As another example, imagine that the data directory was in the directory that contains workdir, and that there was no samples subdirectory inside of data. In that case, the relative paths would look something like this:

samples:
  WT_1: ../data/WT_replicate_1.bam
  WT_2: ../data/WT_replicate_2.bam
  WT_ctl: ../data/WT_nos4U.bam
  KO_1: ../data/KO_replicate_1.bam
  KO_2: ../data/KO_replicate_2.bam
  KO_ctl: ../data/KO_nos4U.bam

where ../ means navigate up one directory.

The next parameter you have to set denotes the experimental method used:

method: "ChIPseq"

The current options are "ChIPseq" and "PROseq", with more to come!

The third parameter is only relevant if you are analyzing ChIPseq data, and it identifies the relevant Input control samples for each enrichment sample:

controls:
  WT_1: WT_ctl
  WT_2: WT_ctl
  KO_1: KO_ctl
  KO_2: KO_ctl

The "keys" (what is to the left of the ":") are sample IDs from samples:. The sample IDs in this section should only correspond to the IDs for enriched samples. The "values" (what is to the right of the ":") is the sample ID for the relevant Input sample. In this example, the sample labeled WT_ctl is the Input sample from which the WT_1 enrichment sample was derived. Fold enrichment tracks for WT_1 will be calculated using WT_ctl as the Input reference.

The remaining somewhat more self-explanatory required parameters are:

  • genome: Path to genome fasta file to be used for alignment.
  • aligner: Determines which aligner will be used (options are "bwa-mem2" and "bowtie2").
  • indices: Path to aligner indices.
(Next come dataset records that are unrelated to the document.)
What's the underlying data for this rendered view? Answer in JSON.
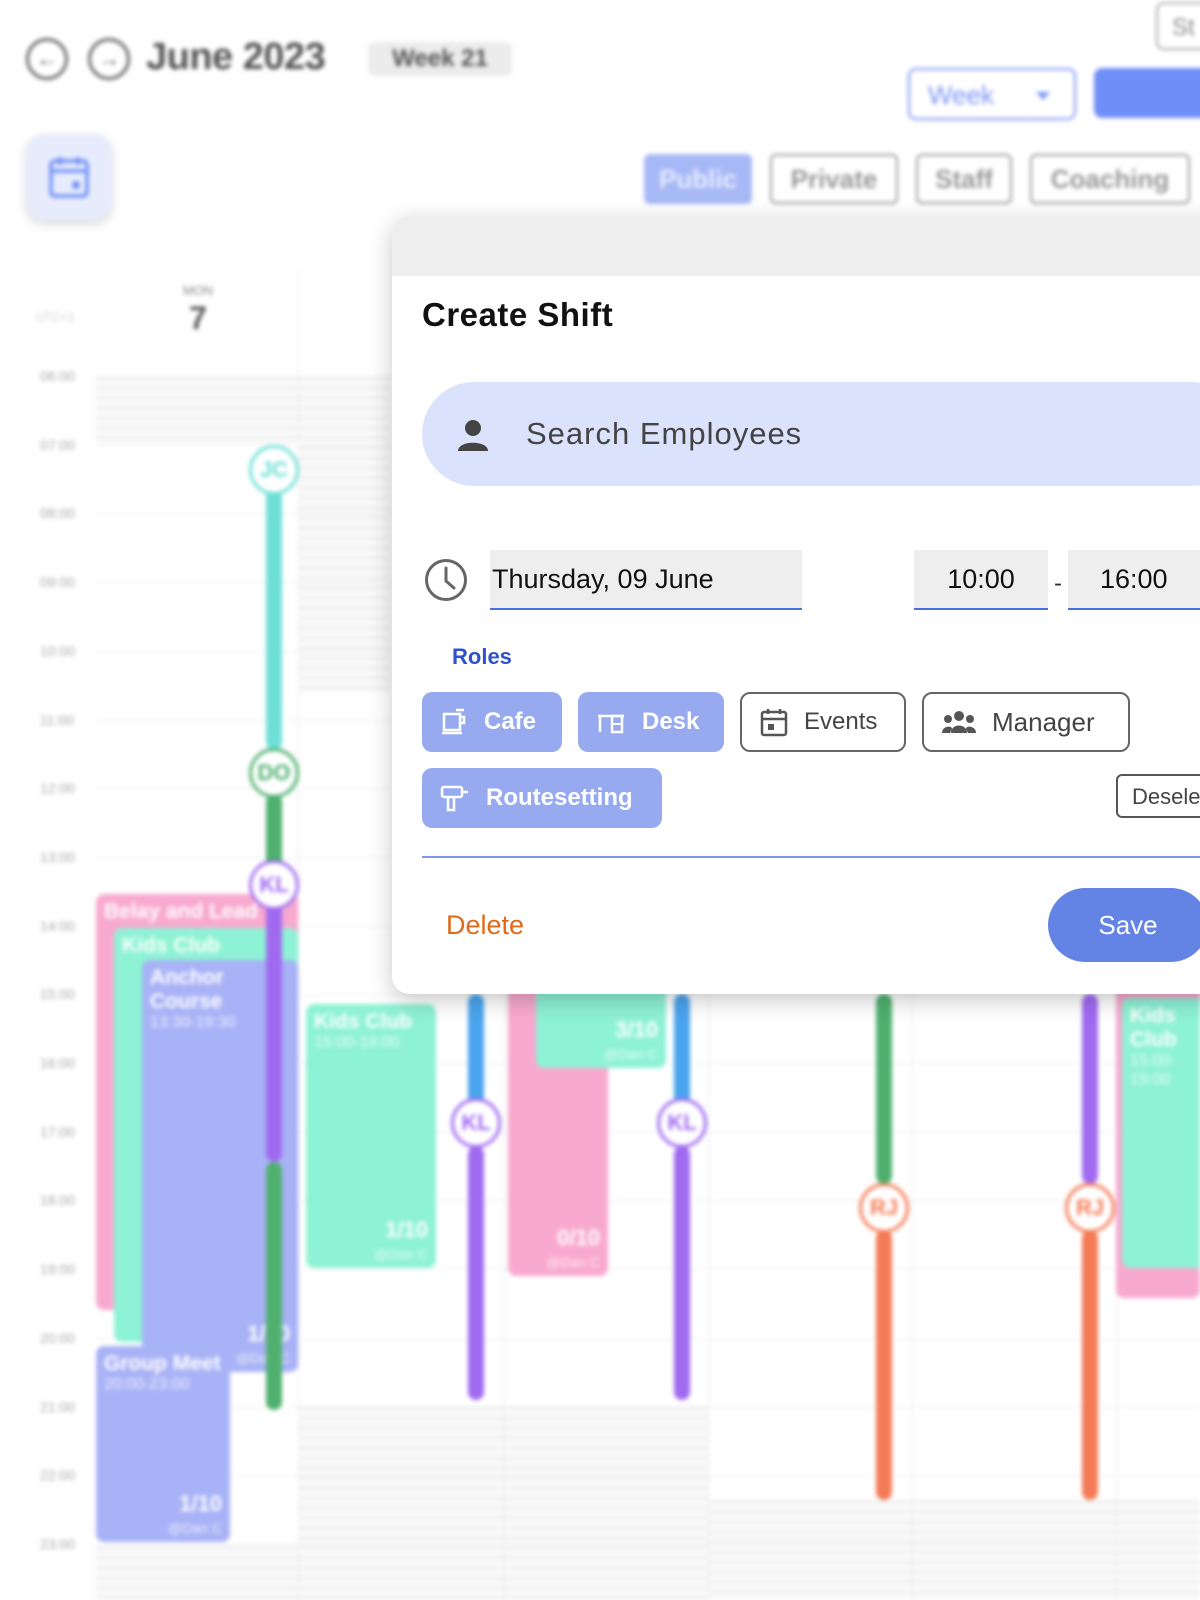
{
  "header": {
    "month_title": "June 2023",
    "week_badge": "Week 21",
    "view_select": "Week",
    "top_right_button": "St"
  },
  "filters": [
    {
      "label": "Public",
      "active": true
    },
    {
      "label": "Private",
      "active": false
    },
    {
      "label": "Staff",
      "active": false
    },
    {
      "label": "Coaching",
      "active": false
    }
  ],
  "calendar": {
    "timezone": "UTC+1",
    "day": {
      "name": "MON",
      "number": "7"
    },
    "hours": [
      "06:00",
      "07:00",
      "08:00",
      "09:00",
      "10:00",
      "11:00",
      "12:00",
      "13:00",
      "14:00",
      "15:00",
      "16:00",
      "17:00",
      "18:00",
      "19:00",
      "20:00",
      "21:00",
      "22:00",
      "23:00"
    ],
    "events": [
      {
        "title": "Belay and Lead",
        "time": "",
        "count": "",
        "who": ""
      },
      {
        "title": "Kids Club",
        "time": "",
        "count": "",
        "who": ""
      },
      {
        "title": "Anchor Course",
        "time": "13:30-19:30",
        "count": "1/10",
        "who": "@Dan C"
      },
      {
        "title": "Group Meet",
        "time": "20:00-23:00",
        "count": "1/10",
        "who": "@Dan C"
      },
      {
        "title": "Kids Club",
        "time": "15:00-19:00",
        "count": "1/10",
        "who": "@Dan C"
      },
      {
        "title": "",
        "time": "",
        "count": "0/10",
        "who": "@Dan C"
      },
      {
        "title": "",
        "time": "",
        "count": "3/10",
        "who": "@Dan C"
      },
      {
        "title": "Kids Club",
        "time": "15:00-19:00",
        "count": "",
        "who": ""
      }
    ],
    "initials": [
      "JC",
      "DO",
      "KL",
      "KL",
      "KL",
      "RJ",
      "RJ"
    ]
  },
  "modal": {
    "title": "Create Shift",
    "search_placeholder": "Search Employees",
    "date": "Thursday, 09 June",
    "start_time": "10:00",
    "end_time": "16:00",
    "time_separator": "-",
    "roles_label": "Roles",
    "roles": [
      {
        "label": "Cafe",
        "selected": true,
        "icon": "cup-icon"
      },
      {
        "label": "Desk",
        "selected": true,
        "icon": "desk-icon"
      },
      {
        "label": "Events",
        "selected": false,
        "icon": "calendar-icon"
      },
      {
        "label": "Manager",
        "selected": false,
        "icon": "group-icon"
      },
      {
        "label": "Routesetting",
        "selected": true,
        "icon": "drill-icon"
      }
    ],
    "deselect_label": "Deselect",
    "delete_label": "Delete",
    "save_label": "Save"
  },
  "colors": {
    "accent": "#6384e4",
    "role_selected": "#97aaf0",
    "search_bg": "#dbe3fc",
    "delete": "#e06a1a",
    "roles_label": "#2f52cc"
  }
}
These will be created at this path if not already present.
  • annotation: Path to annotation gtf file to be used by HTSeq.
  • PI_gtf: Path to pause site annotation gtf file to be used to calculate pause indices with HTSeq and custom scripts. This will be created automatically at this path if it does not already exist.
  • strandedness: HTSeq parameter specifying library strandedness. Options are "reverse", "yes", or "no". See config comments and/or HTSeq documentation for more details.

The remaining optional parmeters allow you to tune and alter the functionality of all tools used by PROseq_etal. The top of this set includes three parameters that are probably best to check before running the pipeline. See config comments and linked documentation for details. The remaining are purely optional but can allow you to modify default settings of any tool used. You never have to set parameters specifying output files or number of threads to be used; PROseq_etal will handle these automatically.

Run it!

Once steps 1-3 are complete, PROseq_etal can be run from the directory you deployed the workflow to as follows:

snakemake --cores all --use-conda

There are A LOT of adjustable parameters that you can play with when running a Snakemake pipeline. I would point you to the Snakemake documentation for the details on everything you can change when running the pipeline.